Психический статус врача бригады скорой помощи
Контакту формально доступно. Сидит в скованной позе. На вопросы отвечает односложно. Ориентирована верно, полностью. Сообщает, что слышит мужские и женские голоса, которые кричат и угрожают. Говорит об этом формально, безэмоционально. Мимика однообразная, лицо одутловатое с жирным блеском. Какой-либо еще информации получить не удается. Согласилась проследовать в машину, не интересовалась, куда ее отвезут. При поступлении в приемном покое принята дежурным врачом: «Практически не отвечает на вопросы. Дала согласие на госпитализацию, подтвердила наличие «голосов». Госпитализирована в отделение. Сделана инъекция галоперидола 10 мг в/м, весь день провела в постели, на ночь получила инъекцию феназепама. Ночь провела спокойно». Осмотрена лечащим врачом на следующее утро.

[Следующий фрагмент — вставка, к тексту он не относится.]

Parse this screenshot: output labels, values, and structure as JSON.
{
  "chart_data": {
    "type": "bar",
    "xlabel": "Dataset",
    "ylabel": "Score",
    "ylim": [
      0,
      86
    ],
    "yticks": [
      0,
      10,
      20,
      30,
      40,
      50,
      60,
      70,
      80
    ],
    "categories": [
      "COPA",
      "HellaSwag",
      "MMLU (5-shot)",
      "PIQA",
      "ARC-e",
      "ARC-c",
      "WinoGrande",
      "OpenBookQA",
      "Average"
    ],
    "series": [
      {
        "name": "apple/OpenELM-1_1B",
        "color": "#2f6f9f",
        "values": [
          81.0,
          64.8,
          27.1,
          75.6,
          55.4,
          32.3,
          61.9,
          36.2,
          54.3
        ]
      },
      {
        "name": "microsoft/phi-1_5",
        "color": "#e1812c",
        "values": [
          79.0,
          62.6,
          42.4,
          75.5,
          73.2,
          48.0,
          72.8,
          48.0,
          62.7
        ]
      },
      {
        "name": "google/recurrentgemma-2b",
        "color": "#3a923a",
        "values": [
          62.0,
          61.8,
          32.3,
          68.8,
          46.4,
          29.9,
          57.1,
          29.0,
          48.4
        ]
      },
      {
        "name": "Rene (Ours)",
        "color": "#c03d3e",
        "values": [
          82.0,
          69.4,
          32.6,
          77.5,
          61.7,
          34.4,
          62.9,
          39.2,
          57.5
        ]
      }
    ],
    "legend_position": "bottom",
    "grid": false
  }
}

Психический статус при первичном осмотре в стационаре
Вступает в беседу несколько формально. В процессе ее постоянно смотрит в сторону, переспрашивая даже простые вопросы. При этом нередко, прежде чем ответить, повторяет вопрос: «Какое сегодня число?» – «Какое сегодня число? Какое сегодня число? – Наверное, 26 июня». При этом ориентирована во времени, месте и собственной личности. Периодически возникают тикоподобные мимические проявления. Эмоциональные реакции несколько сглажены. Настроение снижено, при вопросе о причине госпитализации и ситуации дома становится напряженной, тревожной, начинает осматривать кабинет. Убедившись, что находится наедине с врачом, доверительно сообщает, что около месяца слышит голоса дьявола и ангела, «дьявол ругает, ангел защищает». Убеждена, что «мир находится на краю гибели», что «коронавирус всех убьет». После этого резко замолчала, напряжена, просит отпустить ее в палату. Дальнейшие попытки продолжить беседу безуспешны. Возвращена в палату.
Динамика состояния
Продолжено лечение галоперидолом 10 мг в/м утром, феназепамом 2,0 мл в/м на ночь. На четвертый день терапии галоперидолом стала более активная в беседе, сообщила, что продолжает слышать голоса внутри головы, к голосам дьявола и ангела присоединились различные голоса незнакомых мужчин и женщин, иногда множество голосов, «которые кричат и ругаются». Сообщает, что «плохие голоса» запрещают рассказывать о них. Ощущает на себе их воздействие: «заставляют говорить и не двигаться», «жгут грудную клетку, говорят «…так в аду будет». Эмоциональные и мимические реакции сглаженные, мышление с признаками непоследовательности, элементами амбивалентности, паралогичности. В течение последующих трех дней в статусе стали нарастать явления скованности, акатизии, жаловалась на ощущения «скрученности» в суставах, мышцах. Оценка состояния по шкале PANSS от 04.07.2020: по субшкале позитивной симптоматики получен результат 21 балл; субшкала негативной симптоматики 19 баллов; субшкала общей психопатологии 33 балла; композитный индекс 2.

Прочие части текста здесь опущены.